Nenad aveva una «battuta» che pareva uno sparo, una frustata, secca seppur leggera. Un grande lunghista. A ben pensarci, a quei tempi era secondo al mondo, aveva davanti un tale che di cognome faceva Beamon, e di nome Bob. Son passati 42 anni, ma l'8.32 del giovanotto serbo di Belgrado è lì, inamovibile, nell'albo d'oro del «Palio».

Terzo, a rispettosa distanza, un giovanotto bresciano di gran talento mai totalmente espresso, peccato: Maurizio Maffi, di Palazzolo sull'Oglio, allenato da Bruno Mahoni, tipo un po' bizzarro ma che c'azzeccava. Visto che ci siamo: furono parecchi i bresciani indigeni o importati presenti sotto la quercia. Ricordiamo Mario Zoppi, cremonese allenato da Giuseppe Italia, ci cui si può dire «la corsa campestre è il mio mestiere», nei 1500 vinti da Chicco Leporati, poi allenatore di Stefano Mei; stessa gara Alberto Cova, ottavo. Altri nomi: Roberto Filippini, bel decatleta non realizzato; Alfredo Bonetti, nei 5000, il quale ha collezionato gerle piene di primati Master; in quella gara su un altro pianeta (roba da 13:30.0, gli altri a una cinquantina di secondi) Ilie Floroiu, che sarebbe asceso alla presidenza della Federazione rumena con la volontà di far ordine e pulizia, missione fallita, e se ne è andò insalutato, meglio insultato, ospite, ed era una persona per bene. Alto: Maurizio Tanghetti, poi imprenditore; in quella gara tre a 2.21: l'olandese Wielart, Bruno Bruni e il teutonico Karl Trainhardt. Nell'altro esercizio di scalare il cielo a forza di braccia, vinse un italiano emigrato, Tracanelli, gran talento, da Udine alla terra di Asterix.

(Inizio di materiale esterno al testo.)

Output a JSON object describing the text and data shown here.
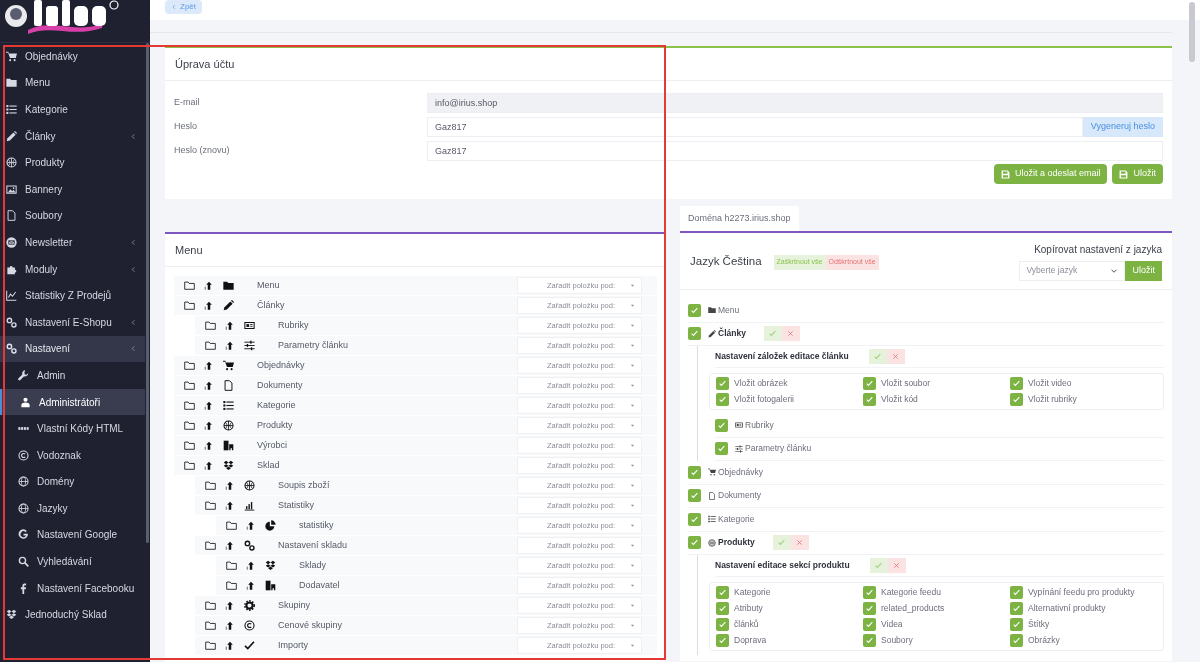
{
  "sidebar": {
    "items": [
      {
        "label": "Objednávky",
        "selected": false
      },
      {
        "label": "Menu",
        "selected": false
      },
      {
        "label": "Kategorie",
        "selected": false
      },
      {
        "label": "Články",
        "selected": false,
        "expanded": false
      },
      {
        "label": "Produkty",
        "selected": false
      },
      {
        "label": "Bannery",
        "selected": false
      },
      {
        "label": "Soubory",
        "selected": false
      },
      {
        "label": "Newsletter",
        "selected": false,
        "expanded": false
      },
      {
        "label": "Moduly",
        "selected": false,
        "expanded": false
      },
      {
        "label": "Statistiky Z Prodejů",
        "selected": false
      },
      {
        "label": "Nastavení E-Shopu",
        "selected": false,
        "expanded": false
      },
      {
        "label": "Nastavení",
        "selected": false,
        "expanded": true,
        "children": [
          {
            "label": "Admin",
            "selected": false
          },
          {
            "label": "Administrátoři",
            "selected": true
          },
          {
            "label": "Vlastní Kódy HTML",
            "selected": false
          },
          {
            "label": "Vodoznak",
            "selected": false
          },
          {
            "label": "Domény",
            "selected": false
          },
          {
            "label": "Jazyky",
            "selected": false
          },
          {
            "label": "Nastavení Google",
            "selected": false
          },
          {
            "label": "Vyhledávání",
            "selected": false
          },
          {
            "label": "Nastavení Facebooku",
            "selected": false
          }
        ]
      },
      {
        "label": "Jednoduchý Sklad",
        "selected": false
      }
    ]
  },
  "back_button": "Zpět",
  "account_card": {
    "title": "Úprava účtu",
    "fields": [
      {
        "label": "E-mail",
        "value": "info@irius.shop",
        "disabled": true
      },
      {
        "label": "Heslo",
        "value": "Gaz817",
        "disabled": false,
        "button": "Vygeneruj heslo"
      },
      {
        "label": "Heslo (znovu)",
        "value": "Gaz817",
        "disabled": false
      }
    ],
    "buttons": [
      "Uložit a odeslat email",
      "Uložit"
    ]
  },
  "menu_card": {
    "title": "Menu",
    "tree": [
      {
        "label": "Menu",
        "placeholder": "Zařadit položku pod:"
      },
      {
        "label": "Články",
        "placeholder": "Zařadit položku pod:",
        "children": [
          {
            "label": "Rubriky",
            "placeholder": "Zařadit položku pod:"
          },
          {
            "label": "Parametry článku",
            "placeholder": "Zařadit položku pod:"
          }
        ]
      },
      {
        "label": "Objednávky",
        "placeholder": "Zařadit položku pod:"
      },
      {
        "label": "Dokumenty",
        "placeholder": "Zařadit položku pod:"
      },
      {
        "label": "Kategorie",
        "placeholder": "Zařadit položku pod:"
      },
      {
        "label": "Produkty",
        "placeholder": "Zařadit položku pod:"
      },
      {
        "label": "Výrobci",
        "placeholder": "Zařadit položku pod:"
      },
      {
        "label": "Sklad",
        "placeholder": "Zařadit položku pod:",
        "children": [
          {
            "label": "Soupis zboží",
            "placeholder": "Zařadit položku pod:"
          },
          {
            "label": "Statistiky",
            "placeholder": "Zařadit položku pod:",
            "children": [
              {
                "label": "statistiky",
                "placeholder": "Zařadit položku pod:"
              }
            ]
          },
          {
            "label": "Nastavení skladu",
            "placeholder": "Zařadit položku pod:",
            "children": [
              {
                "label": "Sklady",
                "placeholder": "Zařadit položku pod:"
              },
              {
                "label": "Dodavatel",
                "placeholder": "Zařadit položku pod:"
              }
            ]
          },
          {
            "label": "Skupiny",
            "placeholder": "Zařadit položku pod:"
          },
          {
            "label": "Cenové skupiny",
            "placeholder": "Zařadit položku pod:"
          },
          {
            "label": "Importy",
            "placeholder": "Zařadit položku pod:"
          }
        ]
      }
    ]
  },
  "domain_tab": {
    "label": "Doména h2273.irius.shop",
    "selected": true
  },
  "language_card": {
    "title": "Jazyk Čeština",
    "check_all": "Zaškrtnout vše",
    "uncheck_all": "Odškrtnout vše",
    "copy_label": "Kopírovat nastavení z jazyka",
    "copy_select": {
      "placeholder": "Vyberte jazyk"
    },
    "copy_button": "Uložit",
    "permissions": [
      {
        "label": "Menu",
        "checked": true,
        "toggles": false
      },
      {
        "label": "Články",
        "checked": true,
        "toggles": true,
        "settings": {
          "title": "Nastavení záložek editace článku",
          "options": [
            {
              "label": "Vložit obrázek",
              "checked": true
            },
            {
              "label": "Vložit soubor",
              "checked": true
            },
            {
              "label": "Vložit video",
              "checked": true
            },
            {
              "label": "Vložit fotogalerii",
              "checked": true
            },
            {
              "label": "Vložit kód",
              "checked": true
            },
            {
              "label": "Vložit rubriky",
              "checked": true
            }
          ]
        },
        "children": [
          {
            "label": "Rubriky",
            "checked": true,
            "toggles": false
          },
          {
            "label": "Parametry článku",
            "checked": true,
            "toggles": false
          }
        ]
      },
      {
        "label": "Objednávky",
        "checked": true,
        "toggles": false
      },
      {
        "label": "Dokumenty",
        "checked": true,
        "toggles": false
      },
      {
        "label": "Kategorie",
        "checked": true,
        "toggles": false
      },
      {
        "label": "Produkty",
        "checked": true,
        "toggles": true,
        "settings": {
          "title": "Nastavení editace sekcí produktu",
          "options": [
            {
              "label": "Kategorie",
              "checked": true
            },
            {
              "label": "Kategorie feedu",
              "checked": true
            },
            {
              "label": "Vypínání feedu pro produkty",
              "checked": true
            },
            {
              "label": "Atributy",
              "checked": true
            },
            {
              "label": "related_products",
              "checked": true
            },
            {
              "label": "Alternativní produkty",
              "checked": true
            },
            {
              "label": "článků",
              "checked": true
            },
            {
              "label": "Videa",
              "checked": true
            },
            {
              "label": "Štítky",
              "checked": true
            },
            {
              "label": "Doprava",
              "checked": true
            },
            {
              "label": "Soubory",
              "checked": true
            },
            {
              "label": "Obrázky",
              "checked": true
            }
          ]
        }
      }
    ]
  }
}
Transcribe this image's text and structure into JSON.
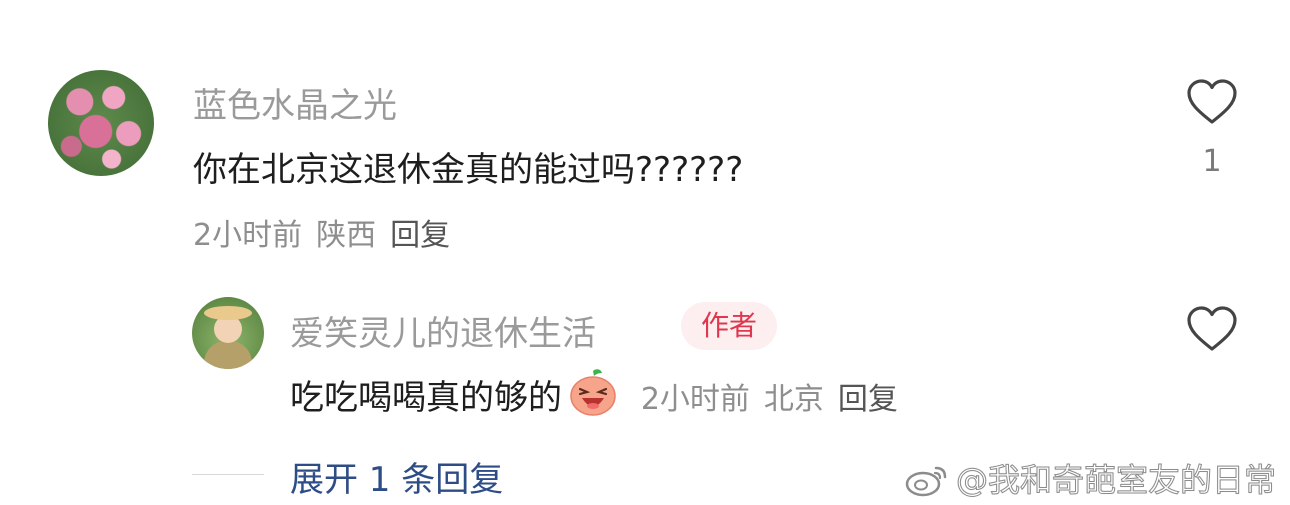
{
  "comment": {
    "username": "蓝色水晶之光",
    "text": "你在北京这退休金真的能过吗??????",
    "time": "2小时前",
    "location": "陕西",
    "reply_label": "回复",
    "like_count": "1",
    "avatar_icon": "flower-avatar"
  },
  "reply": {
    "username": "爱笑灵儿的退休生活",
    "badge": "作者",
    "text": "吃吃喝喝真的够的",
    "emoji": "laughing-peach-emoji",
    "time": "2小时前",
    "location": "北京",
    "reply_label": "回复",
    "avatar_icon": "person-avatar"
  },
  "expand_label": "展开 1 条回复",
  "watermark": "@我和奇葩室友的日常",
  "colors": {
    "username": "#9a9a9a",
    "badge_text": "#e0374e",
    "badge_bg": "#fdeef0",
    "expand_link": "#2e4d86"
  }
}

Quinto un nome che dice qualcosa ai moderni: Gianni Stecchi. Era il padre.

E infine lui, il più atteso, il suo nome era: Pietro Mennea, quattro zampate, 20.48. In quella stagione corse quindici volte in meno di 20.70. Ordinaria amministrazione.

Era il 16 settembre 1978, un lunedì, Santa Sofia Martire.